We've long had sleep problems with Sam, as most of you know already. The past two nights we've gone back to our old ways. Sam is cutting a new tooth, and each tooth he cuts is an ordeal. He often gets a rash on his bottom and always runs a fever for the few days before it comes through. Night before last he got up a few times, but last night we thought we were prepared. We gave him ibuprofen and a cool bath before putting him down for the night.
It didn't work.
Around 1:30, Joy got up with a screaming Sam and soothed him back to sleep. 4:30 was my turn. Like most children, Sam finds his mom more comforting. I'm for play, so he has a harder time settling down for me. As I sat there, stroking his head, I was alternately furious with Sam (how dare he keep me up when I desperately need sleep so I can expound the importance of Harry Partch's hobo music to a world that desperately and achingly wants to know about it!) and sorry for him (he wanted to sleep so badly, but just couldn't).
Right now, he's up from a short nap and laying on the couch watching his Thomas the Tank Engine DVD for a little more quiet time. He looks so small and fragile nestled underneath a large blanket and surrounded by mountains of pillows. Looking at him now in the daytime, it is hard to imagine the flood of emotions that went through my head at 4:30 in the morning. I felt utterly helpless and overpoweringly angry and quietly frustrated and completely protective. Before we had Sam, I imagined an outpouring of love for the small innocent entrusted to me. Now I know that parental love is harder and deeper and infinitely more complex than I could ever imagine. And thankfully, I've begun not always beating myself over the head with the emotions I "shouldn't" have, but instead going with the flow and doing the best I can.

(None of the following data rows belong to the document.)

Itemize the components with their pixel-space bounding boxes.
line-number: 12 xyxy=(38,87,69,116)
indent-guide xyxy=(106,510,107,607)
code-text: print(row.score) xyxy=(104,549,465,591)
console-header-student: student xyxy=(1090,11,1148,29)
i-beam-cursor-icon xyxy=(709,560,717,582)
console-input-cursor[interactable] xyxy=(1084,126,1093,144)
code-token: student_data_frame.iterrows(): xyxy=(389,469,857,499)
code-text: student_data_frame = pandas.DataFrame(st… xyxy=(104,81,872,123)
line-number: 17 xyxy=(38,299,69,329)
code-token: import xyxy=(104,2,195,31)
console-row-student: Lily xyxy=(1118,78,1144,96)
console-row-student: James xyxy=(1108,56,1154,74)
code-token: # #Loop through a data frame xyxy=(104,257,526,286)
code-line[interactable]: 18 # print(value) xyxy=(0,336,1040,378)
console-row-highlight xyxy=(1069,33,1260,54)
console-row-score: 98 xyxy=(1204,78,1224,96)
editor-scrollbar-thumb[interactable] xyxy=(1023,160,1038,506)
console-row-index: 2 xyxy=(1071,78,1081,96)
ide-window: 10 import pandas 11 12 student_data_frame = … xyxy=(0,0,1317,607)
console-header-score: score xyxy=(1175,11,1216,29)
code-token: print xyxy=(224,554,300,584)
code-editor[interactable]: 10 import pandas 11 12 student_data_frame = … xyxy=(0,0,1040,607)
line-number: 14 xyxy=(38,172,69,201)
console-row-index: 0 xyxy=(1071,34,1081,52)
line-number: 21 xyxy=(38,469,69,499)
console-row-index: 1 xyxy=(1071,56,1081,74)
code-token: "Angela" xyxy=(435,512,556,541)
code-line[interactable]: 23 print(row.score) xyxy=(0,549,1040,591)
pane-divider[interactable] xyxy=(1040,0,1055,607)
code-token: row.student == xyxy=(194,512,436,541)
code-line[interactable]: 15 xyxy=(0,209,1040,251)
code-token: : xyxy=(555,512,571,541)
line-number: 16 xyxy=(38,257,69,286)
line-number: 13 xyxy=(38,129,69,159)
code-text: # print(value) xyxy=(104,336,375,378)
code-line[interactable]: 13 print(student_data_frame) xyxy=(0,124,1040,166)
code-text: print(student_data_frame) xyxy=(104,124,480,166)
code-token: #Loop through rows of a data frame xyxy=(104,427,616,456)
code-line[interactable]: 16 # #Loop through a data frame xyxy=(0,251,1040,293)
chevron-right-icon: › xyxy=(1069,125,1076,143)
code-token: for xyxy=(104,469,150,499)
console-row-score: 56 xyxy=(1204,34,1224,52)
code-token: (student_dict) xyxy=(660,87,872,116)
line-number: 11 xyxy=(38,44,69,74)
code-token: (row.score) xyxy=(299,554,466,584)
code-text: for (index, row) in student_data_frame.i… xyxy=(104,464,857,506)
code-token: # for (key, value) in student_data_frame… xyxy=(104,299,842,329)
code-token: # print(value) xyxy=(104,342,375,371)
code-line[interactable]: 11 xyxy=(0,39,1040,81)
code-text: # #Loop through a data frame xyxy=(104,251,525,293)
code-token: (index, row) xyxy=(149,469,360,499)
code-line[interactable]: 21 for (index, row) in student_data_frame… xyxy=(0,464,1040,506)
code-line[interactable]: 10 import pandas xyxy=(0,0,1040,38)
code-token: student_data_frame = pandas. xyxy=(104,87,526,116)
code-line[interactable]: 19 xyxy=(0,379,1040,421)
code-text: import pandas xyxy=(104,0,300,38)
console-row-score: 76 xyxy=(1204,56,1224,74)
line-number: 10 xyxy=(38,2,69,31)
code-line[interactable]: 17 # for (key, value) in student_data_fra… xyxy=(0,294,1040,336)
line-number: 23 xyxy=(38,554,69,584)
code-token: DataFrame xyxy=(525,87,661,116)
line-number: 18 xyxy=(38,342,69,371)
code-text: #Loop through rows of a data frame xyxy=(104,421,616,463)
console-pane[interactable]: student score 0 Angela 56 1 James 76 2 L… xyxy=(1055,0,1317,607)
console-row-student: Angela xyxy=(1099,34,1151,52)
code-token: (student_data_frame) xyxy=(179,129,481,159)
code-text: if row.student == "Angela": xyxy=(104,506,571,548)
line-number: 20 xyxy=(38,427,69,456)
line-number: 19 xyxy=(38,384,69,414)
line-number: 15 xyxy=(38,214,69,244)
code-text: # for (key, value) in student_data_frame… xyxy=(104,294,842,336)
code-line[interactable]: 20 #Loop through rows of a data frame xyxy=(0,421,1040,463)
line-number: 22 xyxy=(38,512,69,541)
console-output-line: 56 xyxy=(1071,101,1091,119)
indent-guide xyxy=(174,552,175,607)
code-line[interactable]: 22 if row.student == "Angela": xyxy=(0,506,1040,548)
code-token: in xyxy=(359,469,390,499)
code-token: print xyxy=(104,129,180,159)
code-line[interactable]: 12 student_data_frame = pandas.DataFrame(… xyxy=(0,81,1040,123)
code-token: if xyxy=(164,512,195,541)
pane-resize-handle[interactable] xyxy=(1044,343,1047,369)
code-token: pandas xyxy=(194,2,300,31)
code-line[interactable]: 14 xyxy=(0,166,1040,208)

It isn't always easy at 4:30 in the morning, but I'm learning.
Self-doubt in the tech industry
11 months ago
3 comments:
Gee I'm hoping to learn not to "beat myself over the head." Nate makes me so furious during mealtimes. It used to be a cinch but he has gotten so fussy and messy with eating lately, taking his bib off constantly. It's hard to spoon food into his mouth with one hand and hold his hands away from his bib with the other...
I have difficulty managing my anger with my son. He is (as I think I mentioned to you in the past) a few months (two? three?) younger than Sam, and he is currently having trouble sleeping, too. And when he isn't sleeping, I find myself getting angry - furious, even - at him for not sleeping, and then getting angrier at myself for being mad at him when he clearly wants to be asleep.
Sigh. I can handle pretty much any of his antics, but sleep hits a button.
I guess because we have fewer of our defenses when we are tired, sleep issues really do drive you crazy. And even though I don't beat myself up like I used to about my emotions, it doesn't mean it is easy. and I even end up getting mad with Joy, as in it's her turn to get up and get Sam and now I'm up and that's not fair. When really, we are a team in this endeavor.
And Liz, I've also found that each parent has a different button, and it changes as the kid gets older. Sleep does it for me, but I can see that repeatedly doing an action after I've told him not to will probably overtake it soon.